Monday, January 30, 2017

Book Review - Difficult Women by Roxane Gay

To read Difficult Women is to take a deep dive into the human condition.  This is not the benevolent humanity found throughout much of literature, but is humanity in all of its beautifully dark, complicated, flawed, brutal, and hopeful realness.  The characters you meet are living their lives in the wake of deep trauma, and in a culture that promotes the forces that allow said trauma.  These characters are so real and vivid, and their circumstances so grounded in reality, that you cannot help but grown in empathy for them.

That is the real skill of Roxane Gay's writing - she doesn't hide you from life's darkness, or hide the darkness from you.  Rather, she places you squarely in the face of that darkness to understand how others in our society live.  The characters may commit despicable or violent acts, but when presented in the context of an entire life, you begin to decode the how's and why's of those acts.  To speak plainly of the difficult aspects of this collection, there are plentiful depictions of rape, domestic abuse, abduction, physical/emotional/sexual violence.  These behaviors appear regularly, so a reader may need time to decompress and process after a story, before moving on to the next.  Maybe not, though, because the characters endure such acts routinely, and aren't able to allow themselves the luxury of decompression, soothing, or escape.

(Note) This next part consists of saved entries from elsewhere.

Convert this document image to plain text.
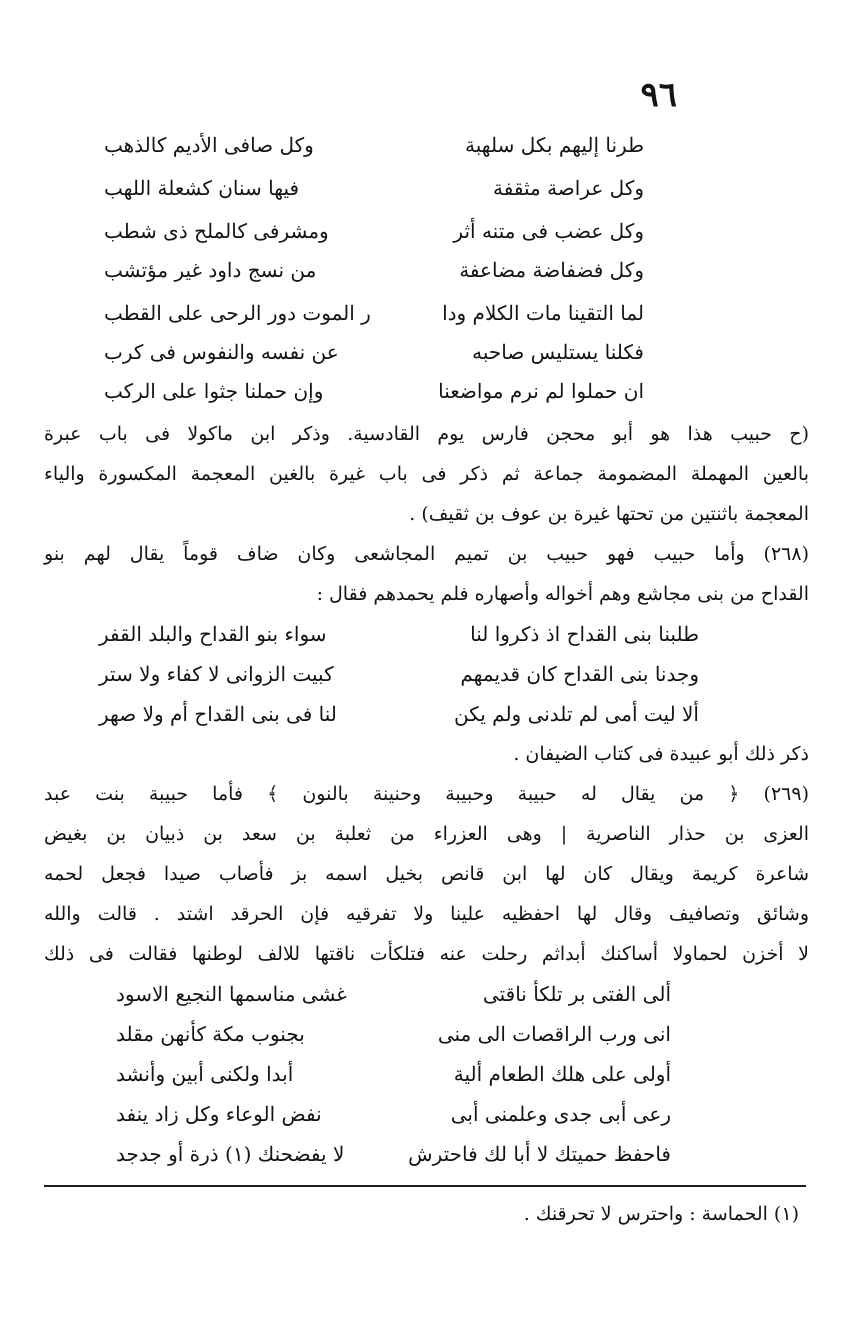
٩٦
طرنا إليهم بكل سلهبة
وكل صافى الأديم كالذهب
وكل عراصة مثقفة
فيها سنان كشعلة اللهب
وكل عضب فى متنه أثر
ومشرفى كالملح ذى شطب
وكل فضفاضة مضاعفة
من نسج داود غير مؤتشب
لما التقينا مات الكلام ودا
ر الموت دور الرحى على القطب
فكلنا يستليس صاحبه
عن نفسه والنفوس فى كرب
ان حملوا لم نرم مواضعنا
وإن حملنا جثوا على الركب
(ح حبيب هذا هو أبو محجن فارس يوم القادسية. وذكر ابن ماكولا فى باب عبرة
بالعين المهملة المضمومة جماعة ثم ذكر فى باب غيرة بالغين المعجمة المكسورة والياء
المعجمة باثنتين من تحتها غيرة بن عوف بن ثقيف) .
(٢٦٨) وأما حبيب فهو حبيب بن تميم المجاشعى وكان ضاف قوماً يقال لهم بنو
القداح من بنى مجاشع وهم أخواله وأصهاره فلم يحمدهم فقال :
طلبنا بنى القداح اذ ذكروا لنا
سواء بنو القداح والبلد القفر
وجدنا بنى القداح كان قديمهم
كبيت الزوانى لا كفاء ولا ستر
ألا ليت أمى لم تلدنى ولم يكن
لنا فى بنى القداح أم ولا صهر
ذكر ذلك أبو عبيدة فى كتاب الضيفان .
(٢٦٩) ﴿ من يقال له حبيبة وحبيبة وحنينة بالنون ﴾ فأما حبيبة بنت عبد
العزى بن حذار الناصرية | وهى العزراء من ثعلبة بن سعد بن ذبيان بن بغيض
شاعرة كريمة ويقال كان لها ابن قانص بخيل اسمه بز فأصاب صيدا فجعل لحمه
وشائق وتصافيف وقال لها احفظيه علينا ولا تفرقيه فإن الحرقد اشتد . قالت والله
لا أخزن لحماولا أساكنك أبداثم رحلت عنه فتلكأت ناقتها للالف لوطنها فقالت فى ذلك
ألى الفتى بر تلكأ ناقتى
غشى مناسمها النجيع الاسود
انى ورب الراقصات الى منى
بجنوب مكة كأنهن مقلد
أولى على هلك الطعام ألية
أبدا ولكنى أبين وأنشد
رعى أبى جدى وعلمنى أبى
نفض الوعاء وكل زاد ينفد
فاحفظ حميتك لا أبا لك فاحترش
لا يفضحنك (١) ذرة أو جدجد
(١) الحماسة : واحترس لا تحرقنك .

The POV characters in most of these stories are women, one exception being Father Michael Patrick Minty, the main character in the story "Bad Priest".  He was essentially driven into the priesthood by his highly-religious mother, and lives up to the title because he has taken a vow of celibacy but is dating and having regular sex with a young woman in his community.   While reading this story, I couldn't help but imagine his mother being a woman of similar ilk to Margaret White from Stephen King's novel Carrie.  The girl with whom he's having the affair knows who he is, sees him in his hypocrisy, and wants him anyway.

The most affecting story, for me, was "Break All the Way Down".  It portrays the deep abyss of grief in such a heartbreaking yet hopeful way that I was completely transfixed throughout my reading of it.  I felt as though I was there inhabiting the same experiences as the main character - feeling so much guilt, anguish, and despair that she seeks penance through being beaten and mistreated by abusive men.  When I learned why she invites this treatment, it truly and completely broke my heart.

The characters in Difficult Women may seem frustrating, perplexing, and difficult.  However, once you engage with them and their history, and come to know them a little, you find that they are just human beings trying to live their lives in response to what has come before and exists for them now.  They are complicated, beautiful and real, but not difficult.